The developer said that he would seek rezoning of the three parcels comprising the project, and any such change requires neighborhood approval. Hence, the Fishtown Neighborhood Association recently held a zoning meeting to give neighbors a chance to air their concerns about the project. Current zoning limits total building floor space to 500% of the first floor area, but the plan calls for total square footage of 542 percent. Also, the zoning code requires an open area on the site, and the hotel as currently conceived would occupy the entire lot.

By common agreement, the biggest unanswered question is where and how the developer will provide the 107 parking spaces required by the zoning code.

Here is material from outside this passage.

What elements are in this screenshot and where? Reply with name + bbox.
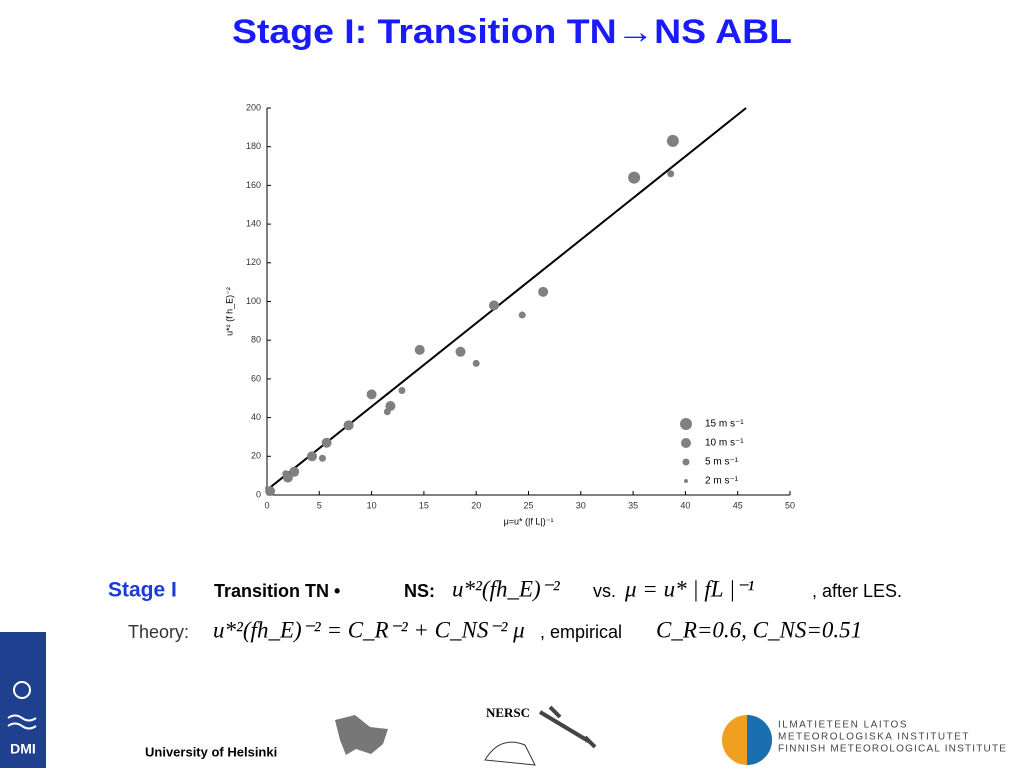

Several solutions are being discussed by the developer and local businesses. Neighbors who expressed concern about the parking also stated that the developer was a "good guy" and that they expected him to work with them to find a viable solution.

The Association approved the project by an 81-7 vote. This show of strong support for the project shows how the developer has already endeavored to understand and meet the city's requirements and to assure the neighbors that he will work with them. The central lesson of this project for commercial real estate developers is to study and become familiar with zoning and construction requirements before announcing the project and to provide believable assurances to the neighbors that their concerns will be addressed. An experienced real estate attorney can offer valuable assistance in carrying out both steps.